I am RARELY self centered, but what offends me is when those that say I am self centered or selfish are the very ones that are self centered or selfish in the equation. Like the times people have taken credit for MY work(even when they know NOTHING about it), or the ones that eat MY food(EVEN when I offer to pay for food for THEM)!

BTW The last time I ever heard an accusation of this nature is about 16 years ago.(When that woman called me a jerk because I didn't want her touching my food) You have to realize that I am VERY picky about food. If a person touches it, I may STARVE rather than eat it. And HOW is it selfish to buy her her own food? SHE was selfish for denying me comfort I paid for. After all, if I was 180 degrees opposite, I could merely get food from the garbage. I wonder if she would have taken it THEN!

HECK, I haven't even been going to the dentist regularly. Of course, some would call my staying by myself, and not wanting to go to social events, etc... self centered. In THAT case, I guess I'm guilty. But do they REALLY care? Usually the answer is NO!

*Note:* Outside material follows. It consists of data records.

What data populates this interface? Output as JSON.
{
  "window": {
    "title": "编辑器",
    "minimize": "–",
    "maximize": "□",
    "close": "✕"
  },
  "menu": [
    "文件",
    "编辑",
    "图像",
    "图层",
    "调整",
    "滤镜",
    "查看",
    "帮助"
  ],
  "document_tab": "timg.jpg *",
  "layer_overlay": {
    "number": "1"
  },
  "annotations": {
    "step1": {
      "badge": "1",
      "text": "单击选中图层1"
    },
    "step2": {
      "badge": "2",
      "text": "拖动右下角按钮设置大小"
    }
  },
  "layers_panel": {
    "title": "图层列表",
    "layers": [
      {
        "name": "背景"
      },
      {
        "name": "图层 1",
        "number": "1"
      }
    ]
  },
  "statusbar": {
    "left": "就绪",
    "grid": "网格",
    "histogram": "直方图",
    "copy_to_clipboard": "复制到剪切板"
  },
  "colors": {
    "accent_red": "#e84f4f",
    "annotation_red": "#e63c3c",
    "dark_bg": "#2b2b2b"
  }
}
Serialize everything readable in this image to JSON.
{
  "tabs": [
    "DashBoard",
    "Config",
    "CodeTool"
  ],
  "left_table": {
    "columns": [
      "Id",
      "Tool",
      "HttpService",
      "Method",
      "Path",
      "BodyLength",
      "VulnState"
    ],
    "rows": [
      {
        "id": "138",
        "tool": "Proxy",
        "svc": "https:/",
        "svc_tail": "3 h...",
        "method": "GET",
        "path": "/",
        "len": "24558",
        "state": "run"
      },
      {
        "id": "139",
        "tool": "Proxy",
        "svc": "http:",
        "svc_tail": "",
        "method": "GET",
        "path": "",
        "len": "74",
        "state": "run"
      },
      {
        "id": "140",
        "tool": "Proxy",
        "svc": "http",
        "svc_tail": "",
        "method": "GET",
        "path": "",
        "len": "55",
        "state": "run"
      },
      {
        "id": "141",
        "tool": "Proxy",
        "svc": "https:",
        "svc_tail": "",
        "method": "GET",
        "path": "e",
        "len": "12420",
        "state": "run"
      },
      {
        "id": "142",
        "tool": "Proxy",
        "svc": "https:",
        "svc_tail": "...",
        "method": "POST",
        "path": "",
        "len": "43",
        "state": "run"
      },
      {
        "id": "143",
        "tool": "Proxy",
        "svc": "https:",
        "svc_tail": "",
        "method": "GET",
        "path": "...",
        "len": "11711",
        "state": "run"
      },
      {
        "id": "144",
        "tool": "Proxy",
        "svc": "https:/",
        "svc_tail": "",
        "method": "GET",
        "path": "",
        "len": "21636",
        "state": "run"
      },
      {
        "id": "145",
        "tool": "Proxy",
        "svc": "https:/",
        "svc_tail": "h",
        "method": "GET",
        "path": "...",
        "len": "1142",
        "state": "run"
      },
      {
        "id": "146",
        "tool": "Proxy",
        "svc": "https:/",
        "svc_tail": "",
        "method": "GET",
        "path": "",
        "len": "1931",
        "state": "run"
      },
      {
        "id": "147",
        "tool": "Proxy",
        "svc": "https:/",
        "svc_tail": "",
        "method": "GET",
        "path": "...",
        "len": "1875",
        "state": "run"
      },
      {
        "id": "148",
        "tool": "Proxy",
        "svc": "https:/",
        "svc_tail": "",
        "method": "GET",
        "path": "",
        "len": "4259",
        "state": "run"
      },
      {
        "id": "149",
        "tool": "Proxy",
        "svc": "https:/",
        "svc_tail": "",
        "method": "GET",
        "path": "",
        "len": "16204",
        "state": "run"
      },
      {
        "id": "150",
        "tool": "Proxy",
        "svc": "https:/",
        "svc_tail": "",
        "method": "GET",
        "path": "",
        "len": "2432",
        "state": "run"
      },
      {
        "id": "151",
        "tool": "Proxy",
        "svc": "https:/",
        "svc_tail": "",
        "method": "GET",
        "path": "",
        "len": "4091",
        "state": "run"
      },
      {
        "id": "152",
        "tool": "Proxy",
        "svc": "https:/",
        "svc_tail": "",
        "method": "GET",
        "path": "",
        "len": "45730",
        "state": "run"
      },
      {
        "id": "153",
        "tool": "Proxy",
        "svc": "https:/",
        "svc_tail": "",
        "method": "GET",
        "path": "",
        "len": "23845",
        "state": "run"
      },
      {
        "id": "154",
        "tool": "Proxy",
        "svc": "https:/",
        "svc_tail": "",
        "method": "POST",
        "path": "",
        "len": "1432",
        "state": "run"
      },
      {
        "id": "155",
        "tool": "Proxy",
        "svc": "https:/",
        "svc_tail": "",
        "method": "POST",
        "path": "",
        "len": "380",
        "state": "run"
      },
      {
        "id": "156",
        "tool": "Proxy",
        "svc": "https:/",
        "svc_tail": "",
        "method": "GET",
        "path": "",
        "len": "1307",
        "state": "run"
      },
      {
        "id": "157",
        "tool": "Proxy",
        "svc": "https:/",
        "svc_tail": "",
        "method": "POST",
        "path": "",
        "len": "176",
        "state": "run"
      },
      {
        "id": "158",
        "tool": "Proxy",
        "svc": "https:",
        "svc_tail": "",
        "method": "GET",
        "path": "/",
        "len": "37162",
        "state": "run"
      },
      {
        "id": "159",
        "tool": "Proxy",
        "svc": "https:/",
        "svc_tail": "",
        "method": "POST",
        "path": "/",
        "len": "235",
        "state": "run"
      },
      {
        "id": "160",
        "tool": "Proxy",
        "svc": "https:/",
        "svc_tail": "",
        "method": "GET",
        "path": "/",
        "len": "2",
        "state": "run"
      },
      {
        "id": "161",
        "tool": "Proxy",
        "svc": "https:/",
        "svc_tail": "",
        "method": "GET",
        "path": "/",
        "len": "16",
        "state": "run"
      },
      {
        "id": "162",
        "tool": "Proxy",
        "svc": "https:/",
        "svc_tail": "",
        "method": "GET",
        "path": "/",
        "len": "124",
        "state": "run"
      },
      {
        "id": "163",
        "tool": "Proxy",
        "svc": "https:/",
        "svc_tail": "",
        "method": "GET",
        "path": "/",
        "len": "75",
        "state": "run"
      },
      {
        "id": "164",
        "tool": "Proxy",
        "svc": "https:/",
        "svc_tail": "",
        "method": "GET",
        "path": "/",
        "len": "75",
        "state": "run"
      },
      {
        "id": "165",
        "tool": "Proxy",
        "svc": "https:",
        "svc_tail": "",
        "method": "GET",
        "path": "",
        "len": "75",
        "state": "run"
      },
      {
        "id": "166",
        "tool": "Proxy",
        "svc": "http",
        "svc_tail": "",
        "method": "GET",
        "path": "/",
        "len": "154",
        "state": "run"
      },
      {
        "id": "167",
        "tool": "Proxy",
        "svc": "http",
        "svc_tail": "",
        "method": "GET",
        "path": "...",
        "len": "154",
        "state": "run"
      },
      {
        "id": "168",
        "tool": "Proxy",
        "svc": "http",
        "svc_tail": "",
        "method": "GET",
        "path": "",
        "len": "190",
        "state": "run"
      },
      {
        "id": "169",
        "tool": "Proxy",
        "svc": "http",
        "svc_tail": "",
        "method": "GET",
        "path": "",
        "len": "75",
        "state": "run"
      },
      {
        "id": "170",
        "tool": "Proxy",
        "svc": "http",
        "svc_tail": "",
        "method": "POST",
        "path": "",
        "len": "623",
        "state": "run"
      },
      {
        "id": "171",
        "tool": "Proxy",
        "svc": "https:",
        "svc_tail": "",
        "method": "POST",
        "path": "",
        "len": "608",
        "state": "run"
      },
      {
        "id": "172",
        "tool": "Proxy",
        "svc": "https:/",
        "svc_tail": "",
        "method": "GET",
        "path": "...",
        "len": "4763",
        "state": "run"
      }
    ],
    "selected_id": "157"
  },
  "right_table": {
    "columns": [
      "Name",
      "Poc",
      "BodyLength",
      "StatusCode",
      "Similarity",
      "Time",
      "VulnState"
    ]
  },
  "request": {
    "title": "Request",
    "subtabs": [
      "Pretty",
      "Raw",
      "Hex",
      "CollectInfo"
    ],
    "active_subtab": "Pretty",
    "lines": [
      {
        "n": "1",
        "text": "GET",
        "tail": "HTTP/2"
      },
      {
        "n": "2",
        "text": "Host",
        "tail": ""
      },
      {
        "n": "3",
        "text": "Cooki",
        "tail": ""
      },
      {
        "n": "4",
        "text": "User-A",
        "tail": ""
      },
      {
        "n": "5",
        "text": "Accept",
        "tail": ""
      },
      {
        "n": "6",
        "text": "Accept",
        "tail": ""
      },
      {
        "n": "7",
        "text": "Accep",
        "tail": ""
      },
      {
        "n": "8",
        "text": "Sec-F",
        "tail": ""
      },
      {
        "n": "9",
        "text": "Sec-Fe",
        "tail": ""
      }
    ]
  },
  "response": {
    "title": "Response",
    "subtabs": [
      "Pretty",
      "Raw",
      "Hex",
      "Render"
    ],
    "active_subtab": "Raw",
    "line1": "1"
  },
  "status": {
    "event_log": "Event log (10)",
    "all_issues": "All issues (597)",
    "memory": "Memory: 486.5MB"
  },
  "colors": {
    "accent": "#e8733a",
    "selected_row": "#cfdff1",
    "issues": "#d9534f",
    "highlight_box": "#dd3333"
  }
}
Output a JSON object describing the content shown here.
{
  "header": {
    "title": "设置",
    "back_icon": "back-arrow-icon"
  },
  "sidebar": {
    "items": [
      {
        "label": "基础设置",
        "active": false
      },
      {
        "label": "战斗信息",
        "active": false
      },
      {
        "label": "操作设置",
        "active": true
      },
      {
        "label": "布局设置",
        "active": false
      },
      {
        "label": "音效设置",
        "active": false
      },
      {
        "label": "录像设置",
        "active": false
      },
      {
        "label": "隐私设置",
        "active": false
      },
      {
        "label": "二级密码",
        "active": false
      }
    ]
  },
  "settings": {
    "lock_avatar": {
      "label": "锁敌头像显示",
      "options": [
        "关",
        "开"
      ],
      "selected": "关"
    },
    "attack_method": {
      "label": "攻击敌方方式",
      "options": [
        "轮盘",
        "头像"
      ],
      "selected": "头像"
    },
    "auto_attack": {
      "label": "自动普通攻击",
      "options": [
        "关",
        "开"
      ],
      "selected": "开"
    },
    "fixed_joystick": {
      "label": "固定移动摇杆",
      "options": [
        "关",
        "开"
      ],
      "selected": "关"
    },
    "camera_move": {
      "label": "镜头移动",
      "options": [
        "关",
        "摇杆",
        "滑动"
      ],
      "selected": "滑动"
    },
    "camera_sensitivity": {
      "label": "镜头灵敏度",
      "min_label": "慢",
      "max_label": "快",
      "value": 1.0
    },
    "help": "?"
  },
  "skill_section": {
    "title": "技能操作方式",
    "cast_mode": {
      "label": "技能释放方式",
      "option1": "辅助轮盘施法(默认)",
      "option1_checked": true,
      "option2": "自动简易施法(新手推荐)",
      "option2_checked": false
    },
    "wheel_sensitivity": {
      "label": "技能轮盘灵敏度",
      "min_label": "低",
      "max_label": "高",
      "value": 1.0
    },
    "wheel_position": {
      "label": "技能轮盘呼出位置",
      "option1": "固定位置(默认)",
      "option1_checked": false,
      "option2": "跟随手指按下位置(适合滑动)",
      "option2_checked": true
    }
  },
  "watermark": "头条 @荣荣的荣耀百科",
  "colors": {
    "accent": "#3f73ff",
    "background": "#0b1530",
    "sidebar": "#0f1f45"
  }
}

Over the past week, I fought for DAYS! I probably spent 2 man days to get the jerks at verizon to give me what they promised. I didn't even save $50, but it was the principle. They may have seen that as self centered, etc... But frankly I just got TIRED of compromising. NOW, I have an OFFICIAL document stating what has transpired, and they better live up to it. If they don't, I may consider it a breach of contract and consider all contracts I have with them VOID! That means they lose every bit of my business.

Earlier this year, I fought a company and got the government involved. I got the FDA involved, and was just about to get the FTC involved. THAT probably took a man week. THEY caved also.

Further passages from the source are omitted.